Two decades after that proposal, the challenges listed are still alive and active on our shores as successive administrations neither deemed it necessary to look into nor considered adoption and implementation of such a road map or those that came after.
What about the 2014 confab report?
Nigerians with critical interest have called for the adoption of the report as a template to solving our national problems as the holistic implementation of that report is germane to the survival of the Nigerian which is right now in its most fragile state since the end of the civil war, but such calls have severally been rebuffed- even by people that once supported the call before finding themselves in government.
Remember, when citizens of a country express their opinion and feelings over an extended period of time without evoking a meaningful response, they naturally begin to feel angry. And if the flow of communication provides little opportunity for citizens to express themselves meaningfully, they naturally, begin to feel frustration and powerlessness’

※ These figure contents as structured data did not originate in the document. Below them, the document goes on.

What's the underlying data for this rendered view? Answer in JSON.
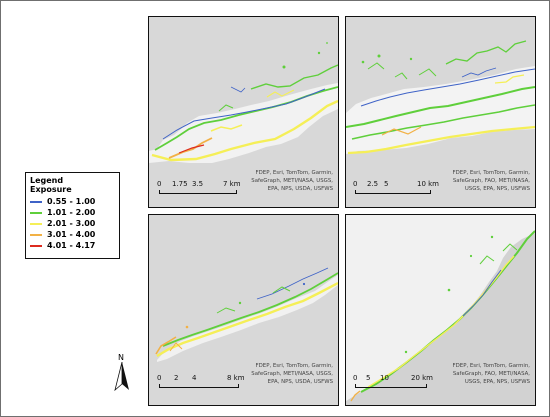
{
  "legend": {
    "title": "Legend",
    "subtitle": "Exposure",
    "items": [
      {
        "label": "0.55 - 1.00",
        "color": "#3f63c7"
      },
      {
        "label": "1.01 - 2.00",
        "color": "#5fcf3b"
      },
      {
        "label": "2.01 - 3.00",
        "color": "#f5ef57"
      },
      {
        "label": "3.01 - 4.00",
        "color": "#f2b145"
      },
      {
        "label": "4.01 - 4.17",
        "color": "#dd2b1f"
      }
    ]
  },
  "maps": [
    {
      "scale": {
        "ticks": [
          "0",
          "1.75",
          "3.5",
          "7 km"
        ]
      },
      "attribution": [
        "FDEP, Esri, TomTom, Garmin,",
        "SafeGraph, METI/NASA, USGS,",
        "EPA, NPS, USDA, USFWS"
      ]
    },
    {
      "scale": {
        "ticks": [
          "0",
          "2.5",
          "5",
          "10 km"
        ]
      },
      "attribution": [
        "FDEP, Esri, TomTom, Garmin,",
        "SafeGraph, FAO, METI/NASA,",
        "USGS, EPA, NPS, USFWS"
      ]
    },
    {
      "scale": {
        "ticks": [
          "0",
          "2",
          "4",
          "8 km"
        ]
      },
      "attribution": [
        "FDEP, Esri, TomTom, Garmin,",
        "SafeGraph, METI/NASA, USGS,",
        "EPA, NPS, USDA, USFWS"
      ]
    },
    {
      "scale": {
        "ticks": [
          "0",
          "5",
          "10",
          "20 km"
        ]
      },
      "attribution": [
        "FDEP, Esri, TomTom, Garmin,",
        "SafeGraph, FAO, METI/NASA,",
        "USGS, EPA, NPS, USFWS"
      ]
    }
  ],
  "north_arrow": {
    "label": "N"
  }
}
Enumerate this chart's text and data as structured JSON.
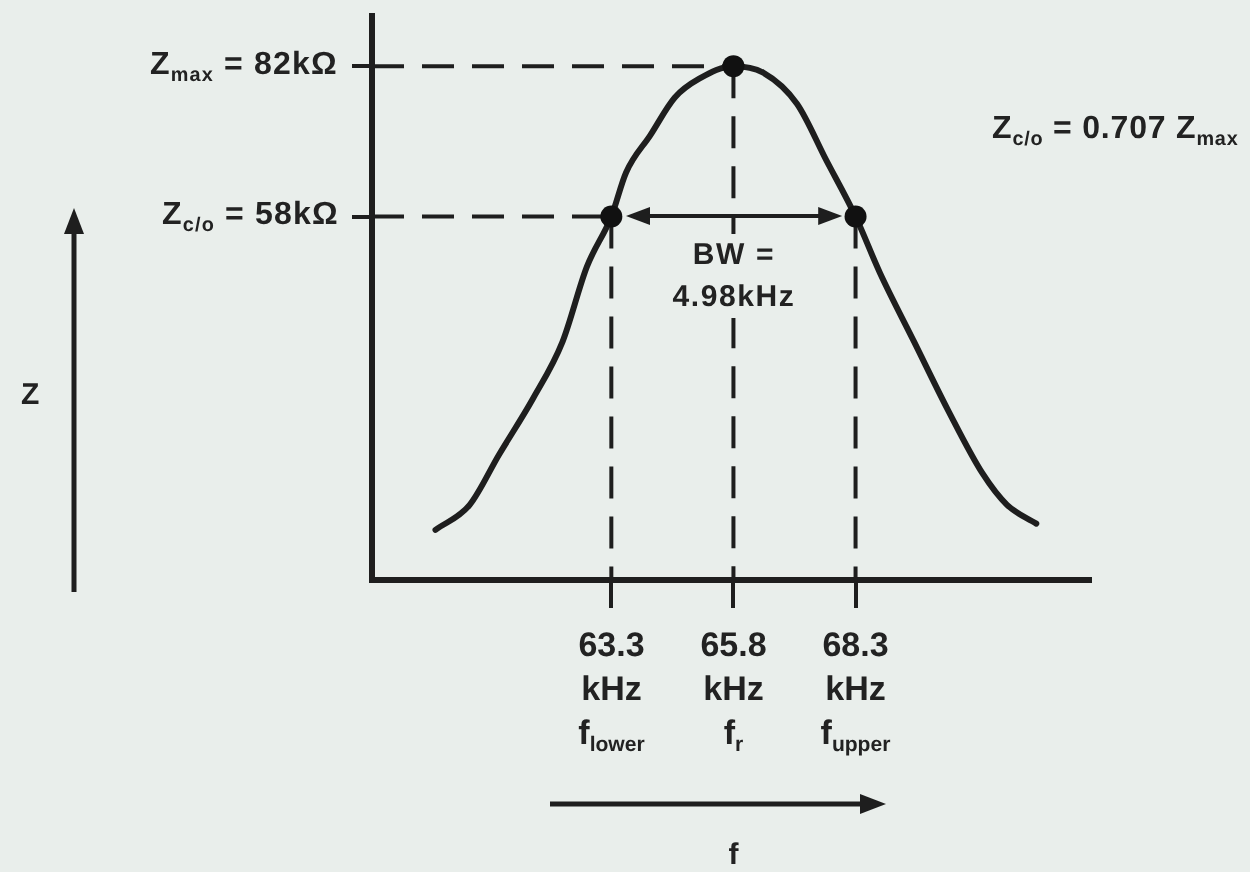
{
  "chart_data": {
    "type": "line",
    "xlabel": "f",
    "ylabel": "Z",
    "annotations": [
      "Z$_{c/o}$ = 0.707 Z$_{max}$",
      {
        "text": "BW =\n4.98kHz",
        "x": 65.8,
        "y": 58
      }
    ],
    "xlim": [
      58.4,
      73.1
    ],
    "xticks": [
      {
        "value": 63.3,
        "label": "63.3\nkHz\nf$_{lower}$"
      },
      {
        "value": 65.8,
        "label": "65.8\nkHz\nf$_{r}$"
      },
      {
        "value": 68.3,
        "label": "68.3\nkHz\nf$_{upper}$"
      }
    ],
    "ylim": [
      0,
      90
    ],
    "yticks": [
      {
        "value": 58,
        "label": "Z$_{c/o}$ = 58kΩ"
      },
      {
        "value": 82,
        "label": "Z$_{max}$ = 82kΩ"
      }
    ],
    "ref_lines": [
      {
        "axis": "y",
        "value": 82,
        "line_style": "dashed"
      },
      {
        "axis": "y",
        "value": 58,
        "line_style": "dashed"
      },
      {
        "axis": "x",
        "value": 63.3,
        "line_style": "dashed"
      },
      {
        "axis": "x",
        "value": 65.8,
        "line_style": "dashed"
      },
      {
        "axis": "x",
        "value": 68.3,
        "line_style": "dashed"
      }
    ],
    "series": [
      {
        "type": "line",
        "color": "#1e1e1e",
        "marker": "none",
        "x": [
          59.7,
          60.4,
          61.0,
          61.7,
          62.3,
          62.8,
          63.3,
          63.6,
          64.1,
          64.6,
          65.1,
          65.8,
          66.4,
          67.1,
          67.7,
          68.3,
          68.8,
          69.5,
          70.2,
          70.9,
          71.4,
          72.0
        ],
        "values": [
          8,
          12,
          20,
          29,
          38,
          50,
          58,
          65,
          71,
          77,
          80,
          82,
          81,
          76,
          67,
          58,
          49,
          38,
          27,
          17,
          12,
          9
        ]
      },
      {
        "type": "scatter",
        "color": "#111111",
        "marker": "circle",
        "x": [
          63.3,
          65.8,
          68.3
        ],
        "values": [
          58,
          82,
          58
        ]
      }
    ]
  }
}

Working under this stalemated condition, the question is; how is the nation going to reverse this situation? And fundamentally address the suspicion on each side (government and the people)?
Achieving meaningful progress that will change this narrative in my views may be difficult. But it is not only our patriotic duty; it is our moral duty at the most fundamental level to fight for both mind restructuring and political reconfiguration of the country. This is a revolution that we must all support- and doing it without hampering the rights and opportunities of coming generations should be our utmost goal.
To get started, rather than lose ground, Nigerians should remember that a nation succeeds or fails by the way they challenge the unknown and cope with fears. And requires a prolonged effort to affect a challenge, and change the backward nature of the nation.
Besides showing our people the right direction and nurturing their potentials for innovation, creativity, self-confidence, determination and leadership, the government must cease the initiative and address the following sectors- education, health, power and infrastructure. These sectors must be given priority.
And Mr President needs to find those nations that have met the problems we currently, face, find out how they tackled it, and how successful they had been.